You think you need to be sweating during a session and be sore the next day
This is something I hear every single day. The fitness industry will constantly sell youth, intensity and generally going all out with your routine. It doesn’t seem to be cool to slow down, stretch and listen to your body any more.
Believe it or not you don’t need to be sweating and you certainly don’t need to be sore all the time after your workout.
From being around the gym floor a long time, I actually see that people need the quite opposite to this. Lots of people have poor movement and mobility while being constantly tight in their body. What people should really make sure to have nailed down in their sessions is some mobility work on the areas that need attention, doing some yoga or stretching sessions every now and then.
You might not need to be hammering the heart rate each training session and it’s good to back down and listen to the body every now and then. Believe it or not but doing really simple things like incorporating a long walk into your week, managing your stress levels by doing some light meditation, to a dip in the sea or even treating your sleep as priority is what you need to be worrying about.
Every now and then it’s good to get the heart rate up or even some weight training so that you might be sore the next day, but its not always at the top of the agenda
Do what makes you happy
That trip to the gym, class or programme should never be a chore and a part of your day that you dread.
Time and time again, I would see people three or four months into their new training regime totally fall off the bandwagon purely down to boredom, little to no results and perhaps it’s something they truly didn’t enjoy.

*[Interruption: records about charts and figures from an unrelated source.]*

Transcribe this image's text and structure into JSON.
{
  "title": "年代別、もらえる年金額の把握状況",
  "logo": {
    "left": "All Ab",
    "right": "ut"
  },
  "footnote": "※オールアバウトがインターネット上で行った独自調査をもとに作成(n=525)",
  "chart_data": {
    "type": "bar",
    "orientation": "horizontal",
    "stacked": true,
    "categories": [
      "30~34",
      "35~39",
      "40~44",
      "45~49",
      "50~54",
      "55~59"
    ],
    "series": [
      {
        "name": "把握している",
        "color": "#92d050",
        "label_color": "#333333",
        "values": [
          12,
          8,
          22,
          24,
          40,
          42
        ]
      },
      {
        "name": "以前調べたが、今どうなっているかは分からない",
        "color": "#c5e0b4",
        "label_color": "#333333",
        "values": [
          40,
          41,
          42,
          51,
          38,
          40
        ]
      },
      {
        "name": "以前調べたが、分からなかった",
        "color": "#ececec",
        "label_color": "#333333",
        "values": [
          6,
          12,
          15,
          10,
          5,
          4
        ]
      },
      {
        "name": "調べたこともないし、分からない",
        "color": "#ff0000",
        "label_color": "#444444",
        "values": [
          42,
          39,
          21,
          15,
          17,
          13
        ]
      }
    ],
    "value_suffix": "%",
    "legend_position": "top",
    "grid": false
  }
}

Sadly, we now live in a time where self image is all around and some people consider that what your body looks like is perhaps the most important thing. A lot of the time people follow a trend for this goal — join the gym, cut the carbs and so on, going all out for three months. And then getting nowhere, feeling crap and not liking the whole process.
There is far more important things in life than your image. Those 6 pack abs, big biceps or chizzled chest really isn’t that important.
How you feel on the inside is far greater and doing things that you actually enjoy and make you happy is what its all about.
I have always said its not about going to the gym. The choice is now endless and we can really go down any route here that will help your goal.